ステップ1:サーバーの準備とパッケージの更新
まずはじめに、これから様々なソフトウェアをインストールするために、サーバーのパッケージリストと導入済みのソフトウェアを最新の状態にしておきます。これは、作業前のお掃除のようなものです。
sudo apt-get update
sudo apt-get upgrade
ステップ2:WebサーバーとPHPのインストール
NextcloudはWebブラウザからアクセスするアプリケーションなので、その土台となる「Webサーバー(Apache)」と、Nextcloud本体を動かすためのプログラム言語「PHP」をインストールします。
1. Apacheのインストール
sudo apt-get install -y apache2
2. 最新のPHPをインストールするための準備
Nextcloudは比較的新しいPHPバージョンを要求するため、標準リポジトリにはない最新版をインストールできる特別なリポジトリを追加します。
sudo apt-get -y install apt-transport-https lsb-release ca-certificates
sudo wget -O /etc/apt/trusted.gpg.d/php.gpg https://packages.sury.org/php/apt.gpg
sudo sh -c 'echo "deb https://packages.sury.org/php/ $(lsb_release -sc) main" > /etc/apt/sources.list.d/php.list'
sudo apt-get update
3. PHPと必要な機能(モジュール)のインストール
Nextcloudを正しく動作させるために必要なPHPの様々な機能を、まとめてインストールします。
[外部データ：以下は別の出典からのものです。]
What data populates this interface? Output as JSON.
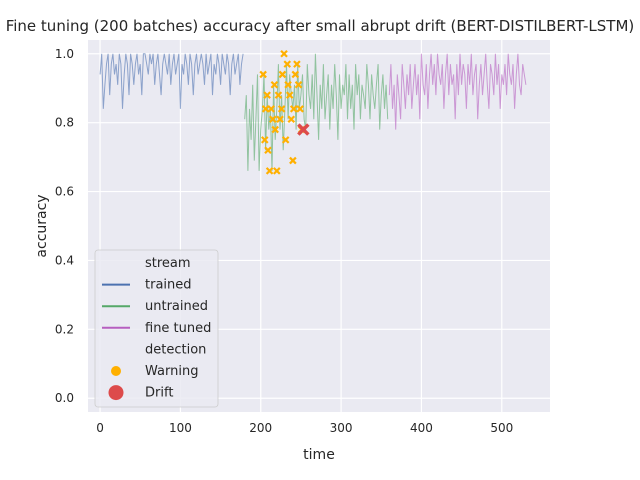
{
  "chart_data": {
    "type": "line",
    "title": "Fine tuning (200 batches) accuracy after small abrupt drift (BERT-DISTILBERT-LSTM)",
    "xlabel": "time",
    "ylabel": "accuracy",
    "xlim": [
      -15,
      560
    ],
    "ylim": [
      -0.04,
      1.04
    ],
    "xticks": [
      0,
      100,
      200,
      300,
      400,
      500
    ],
    "yticks": [
      0.0,
      0.2,
      0.4,
      0.6,
      0.8,
      1.0
    ],
    "xtick_labels": [
      "0",
      "100",
      "200",
      "300",
      "400",
      "500"
    ],
    "ytick_labels": [
      "0.0",
      "0.2",
      "0.4",
      "0.6",
      "0.8",
      "1.0"
    ],
    "grid": true,
    "background": "#eaeaf2",
    "legend": {
      "placement": "lower-left",
      "stream_title": "stream",
      "detection_title": "detection",
      "entries": [
        {
          "label": "trained",
          "kind": "line",
          "color": "#4c72b0"
        },
        {
          "label": "untrained",
          "kind": "line",
          "color": "#55a868"
        },
        {
          "label": "fine tuned",
          "kind": "line",
          "color": "#b65fc0"
        },
        {
          "label": "Warning",
          "kind": "dot",
          "color": "#ffb000"
        },
        {
          "label": "Drift",
          "kind": "bigdot",
          "color": "#dd4b4b"
        }
      ]
    },
    "series": [
      {
        "name": "trained",
        "color": "#4c72b0",
        "x_start": 0,
        "x_step": 2,
        "values": [
          0.94,
          1.0,
          0.84,
          0.91,
          0.97,
          1.0,
          0.88,
          0.97,
          1.0,
          0.94,
          0.97,
          0.91,
          1.0,
          0.97,
          0.84,
          0.94,
          1.0,
          0.97,
          0.88,
          1.0,
          0.97,
          0.91,
          0.97,
          1.0,
          0.94,
          0.97,
          0.88,
          1.0,
          1.0,
          0.97,
          0.94,
          1.0,
          0.97,
          1.0,
          0.91,
          0.97,
          1.0,
          0.94,
          0.88,
          0.97,
          1.0,
          0.97,
          0.94,
          1.0,
          0.91,
          0.97,
          1.0,
          0.94,
          0.97,
          1.0,
          0.84,
          0.97,
          0.94,
          1.0,
          0.97,
          0.91,
          1.0,
          0.97,
          0.88,
          0.97,
          1.0,
          0.94,
          0.97,
          1.0,
          0.97,
          0.91,
          1.0,
          0.94,
          0.97,
          1.0,
          0.88,
          0.97,
          0.94,
          1.0,
          0.97,
          0.91,
          1.0,
          0.97,
          0.94,
          1.0,
          0.97,
          0.88,
          0.97,
          1.0,
          0.94,
          0.97,
          1.0,
          0.91,
          0.97,
          1.0
        ]
      },
      {
        "name": "untrained",
        "color": "#55a868",
        "x_start": 180,
        "x_step": 2,
        "values": [
          0.81,
          0.88,
          0.66,
          0.84,
          0.75,
          0.91,
          0.69,
          0.81,
          0.94,
          0.66,
          0.78,
          0.84,
          0.94,
          0.72,
          0.88,
          0.78,
          0.84,
          0.66,
          0.91,
          0.75,
          0.84,
          0.97,
          0.78,
          0.88,
          0.72,
          0.84,
          0.97,
          0.81,
          0.94,
          0.88,
          0.84,
          0.91,
          0.78,
          0.97,
          0.84,
          0.88,
          0.94,
          0.81,
          0.78,
          0.97,
          0.88,
          0.84,
          0.94,
          0.81,
          1.0,
          0.88,
          0.75,
          0.91,
          0.84,
          0.97,
          0.81,
          0.88,
          0.94,
          0.78,
          0.91,
          0.84,
          0.97,
          0.88,
          0.75,
          0.94,
          0.84,
          0.91,
          0.88,
          0.97,
          0.81,
          0.94,
          0.84,
          0.91,
          0.78,
          0.97,
          0.88,
          0.94,
          0.81,
          0.91,
          0.88,
          0.84,
          0.97,
          0.91,
          0.81,
          0.94,
          0.88,
          0.84,
          0.91,
          0.97,
          0.78,
          0.88,
          0.94,
          0.84,
          0.91,
          0.81
        ]
      },
      {
        "name": "fine tuned",
        "color": "#b65fc0",
        "x_start": 360,
        "x_step": 2,
        "values": [
          0.88,
          0.97,
          0.84,
          0.91,
          0.78,
          0.94,
          0.88,
          0.81,
          0.97,
          0.91,
          0.84,
          0.94,
          0.88,
          0.97,
          0.84,
          0.91,
          0.97,
          0.88,
          0.94,
          0.81,
          1.0,
          0.91,
          0.88,
          0.97,
          0.84,
          0.94,
          1.0,
          0.91,
          0.97,
          0.88,
          1.0,
          0.94,
          0.91,
          0.97,
          0.84,
          0.94,
          1.0,
          0.88,
          0.97,
          0.91,
          0.94,
          0.81,
          0.97,
          0.88,
          1.0,
          0.91,
          0.97,
          0.94,
          0.84,
          0.97,
          0.91,
          1.0,
          0.88,
          0.94,
          0.97,
          0.81,
          0.91,
          0.97,
          0.88,
          0.94,
          1.0,
          0.91,
          0.84,
          0.97,
          0.94,
          0.88,
          1.0,
          0.91,
          0.97,
          0.84,
          0.94,
          0.91,
          0.97,
          0.88,
          1.0,
          0.94,
          0.91,
          0.97,
          0.84,
          0.94,
          1.0,
          0.91,
          0.88,
          0.97,
          0.94,
          0.91
        ]
      }
    ],
    "warnings": [
      {
        "x": 203,
        "y": 0.94
      },
      {
        "x": 205,
        "y": 0.75
      },
      {
        "x": 206,
        "y": 0.84
      },
      {
        "x": 208,
        "y": 0.88
      },
      {
        "x": 209,
        "y": 0.72
      },
      {
        "x": 211,
        "y": 0.66
      },
      {
        "x": 213,
        "y": 0.84
      },
      {
        "x": 215,
        "y": 0.81
      },
      {
        "x": 217,
        "y": 0.91
      },
      {
        "x": 218,
        "y": 0.78
      },
      {
        "x": 220,
        "y": 0.66
      },
      {
        "x": 222,
        "y": 0.88
      },
      {
        "x": 224,
        "y": 0.81
      },
      {
        "x": 226,
        "y": 0.84
      },
      {
        "x": 227,
        "y": 0.94
      },
      {
        "x": 229,
        "y": 1.0
      },
      {
        "x": 231,
        "y": 0.75
      },
      {
        "x": 233,
        "y": 0.97
      },
      {
        "x": 234,
        "y": 0.91
      },
      {
        "x": 236,
        "y": 0.88
      },
      {
        "x": 238,
        "y": 0.81
      },
      {
        "x": 240,
        "y": 0.69
      },
      {
        "x": 241,
        "y": 0.84
      },
      {
        "x": 243,
        "y": 0.94
      },
      {
        "x": 245,
        "y": 0.97
      },
      {
        "x": 247,
        "y": 0.91
      },
      {
        "x": 249,
        "y": 0.84
      },
      {
        "x": 251,
        "y": 0.78
      }
    ],
    "drifts": [
      {
        "x": 253,
        "y": 0.78
      }
    ]
  }
}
sudo apt-get install -y php7.2 php7.2-gd php7.2-json php7.2-mysql php7.2-curl php7.2-mbstring php7.2-intl php-imagick php7.2-xml php7.2-zip libapache2-mod-php7.2
ステップ3:データベースの準備
Nextcloudは、ユーザー情報やファイル管理情報などを「データベース」に保存します。ここでは、広く使われている「MariaDB」をインストールし、Nextcloud専用の保管場所を作成します。
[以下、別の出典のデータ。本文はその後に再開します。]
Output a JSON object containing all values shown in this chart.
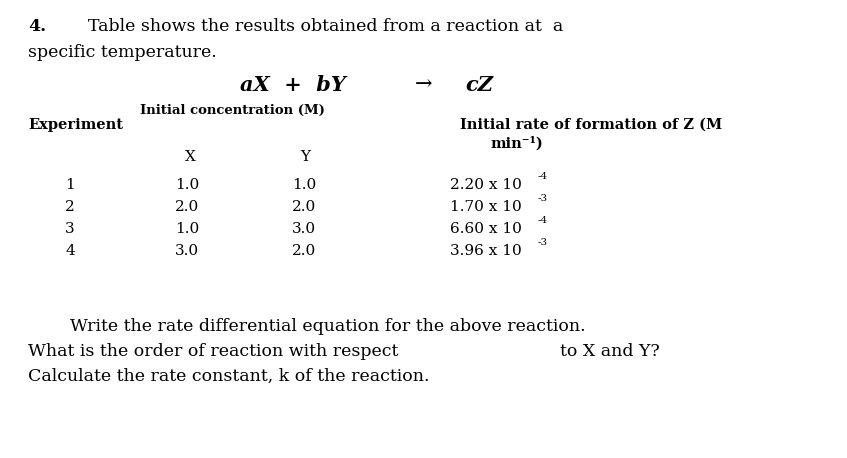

# MariaDBサーバーとクライアントをインストール
sudo apt-get install -y mariadb-server mariadb-client
# MariaDBに管理者としてログイン
sudo mysql -u root -p
ログイン後、以下のコマンドを一行ずつ実行して、データベースと専用ユーザーを作成してください。
# 'myclouddb' という名前のデータベースを作成
CREATE DATABASE myclouddb;
# 'mycloud' というユーザーを作成し、パスワードを設定
CREATE USER 'mycloud'@'localhost' IDENTIFIED BY '強力なパスワードを設定';
# 作成したユーザーに、データベースへの全ての権限を与える
GRANT ALL PRIVILEGES ON myclouddb.* to 'mycloud'@'localhost';
# 設定を反映
FLUSH PRIVILEGES;
# ログアウト
quit;
ステップ4:Nextcloudのインストール
いよいよ主役のNextcloudをサーバーに設置します。
# Webサーバーの公開フォルダに移動
cd /var/www/html
# Nextcloudの最新版をダウンロードして展開
curl https://download.nextcloud.com/server/releases/latest.tar.bz2 | sudo tar -jxv
# Nextcloudがファイルなどを書き込めるように、所有者をWebサーバーに変更
sudo chown -R www-data:www-data /var/www/html/nextcloud
ステップ5:Webブラウザで最終セットアップ
ここまでの作業が完了したら、いよいよWebブラウザを開いて最終設定です!
http://(サーバーのIPアドレス)/nextcloud
上記のURLにアクセスすると、Nextcloudの初期設定画面が表示されます。以下の項目を入力してください。
- 管理者アカウントの作成: 好きなユーザー名とパスワードを入力します。これがNextcloud全体の管理者になります。
- データベース: 「MySQL/MariaDB」を選択し、ステップ3で設定した「データベース名(myclouddb)」「ユーザー名(mycloud)」「パスワード」を入力します。
すべての項目を入力し、「セットアップを完了します」ボタンを押せば、自分だけのNextcloud環境の完成です!
まとめ
お疲れ様でした!これで、誰にも気兼ねなく使える大容量のプライベートクラウドストレージが手に入りました。まずはスマートフォン用の公式アプリをインストールして、写真の自動アップロードなどを試してみてはいかがでしょうか。快適なNextcloudライフをお楽しみください!